Genau hier liegt das eigentliche Problem: Die Kosten für physische Ölladungen bleiben weitaus höher als die Futures-Preise vermuten lassen. Nordsee-Rohöl, bekannt als Dated Brent und von Argus Media als Benchmark für physische Spot-Kosten erfasst, sprang am Donnerstag auf über 132 US-Dollar pro Barrel. Das ist ein massiver Aufschlag gegenüber den Futures-Notierungen.

In Europa verschärfte sich die Lage noch weiter: Einige Gebote für physische Ölladungen stiegen sogar noch über dieses Niveau hinaus. Dies signalisiert, dass Raffinerien weiterhin intensiv darum bemüht sind, sich kurzfristige Lieferungen zu sichern. Der Wettbewerb um verfügbare Mengen treibt die Spotpreise in die Höhe, unabhängig davon, was die Terminmärkte anzeigen.

Zwei Märkte, zwei Realitäten

Für deutsche Privatanleger und Marktbeobachter ist es wichtig, diesen Unterschied zu verstehen. Futures-Preise wie WTI (West Texas Intermediate) oder Brent-Futures sind die am häufigsten in den Medien zitierten Ölpreise – sie beziehen sich jedoch auf Lieferungen in der Zukunft. Der physische Spotmarkt hingegen zeigt, was Käufer bereit sind, heute und sofort zu zahlen.

Die aktuelle Situation verdeutlicht, wie groß die Unsicherheit auf dem Ölmarkt trotz diplomatischer Signale bleibt. Selbst wenn Futures-Preise auf politische Entspannungssignale reagieren und fallen, kann die physische Versorgungslage angespannt bleiben. Raffinerien, die auf kurzfristige Lieferungen angewiesen sind, müssen deutlich höhere Preise akzeptieren – ein Umstand, der sich letztlich auch auf Kraftstoff- und Energiepreise für Verbraucher auswirken kann.
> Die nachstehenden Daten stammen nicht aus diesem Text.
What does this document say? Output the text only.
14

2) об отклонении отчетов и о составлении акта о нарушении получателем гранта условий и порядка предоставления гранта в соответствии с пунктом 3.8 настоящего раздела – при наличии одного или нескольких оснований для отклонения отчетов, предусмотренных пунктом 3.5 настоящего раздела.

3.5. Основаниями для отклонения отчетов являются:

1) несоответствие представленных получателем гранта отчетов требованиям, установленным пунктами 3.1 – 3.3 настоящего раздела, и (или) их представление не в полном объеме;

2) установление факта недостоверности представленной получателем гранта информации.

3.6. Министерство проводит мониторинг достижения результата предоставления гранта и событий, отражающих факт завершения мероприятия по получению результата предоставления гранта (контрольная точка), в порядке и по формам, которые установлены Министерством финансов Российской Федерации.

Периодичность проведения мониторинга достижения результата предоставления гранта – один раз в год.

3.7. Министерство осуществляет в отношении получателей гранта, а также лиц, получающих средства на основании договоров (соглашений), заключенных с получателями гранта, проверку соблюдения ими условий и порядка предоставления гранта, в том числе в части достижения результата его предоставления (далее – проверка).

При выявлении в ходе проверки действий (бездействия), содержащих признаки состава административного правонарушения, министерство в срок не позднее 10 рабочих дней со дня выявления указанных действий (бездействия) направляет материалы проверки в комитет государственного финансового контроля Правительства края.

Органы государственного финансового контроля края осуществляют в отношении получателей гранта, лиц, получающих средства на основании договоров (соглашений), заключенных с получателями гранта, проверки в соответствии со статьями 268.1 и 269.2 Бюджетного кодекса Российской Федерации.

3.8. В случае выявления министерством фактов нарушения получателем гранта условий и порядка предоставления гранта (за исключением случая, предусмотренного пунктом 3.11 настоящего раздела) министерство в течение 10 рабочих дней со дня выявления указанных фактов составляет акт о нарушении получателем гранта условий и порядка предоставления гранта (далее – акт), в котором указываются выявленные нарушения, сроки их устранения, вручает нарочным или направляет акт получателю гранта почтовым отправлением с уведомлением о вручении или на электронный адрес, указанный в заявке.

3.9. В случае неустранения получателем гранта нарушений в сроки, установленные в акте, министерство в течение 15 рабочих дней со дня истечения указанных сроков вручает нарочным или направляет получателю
Die Preiskluft zwischen Futures und physischem Markt ist damit nicht nur ein technisches Detail für Händler, sondern ein wichtiger Indikator für die tatsächliche Angebotslage. Solange Dated Brent weit über den Futures-Preisen notiert, bleibt die Versorgungssituation angespannt – ungeachtet aller politischen Ankündigungen.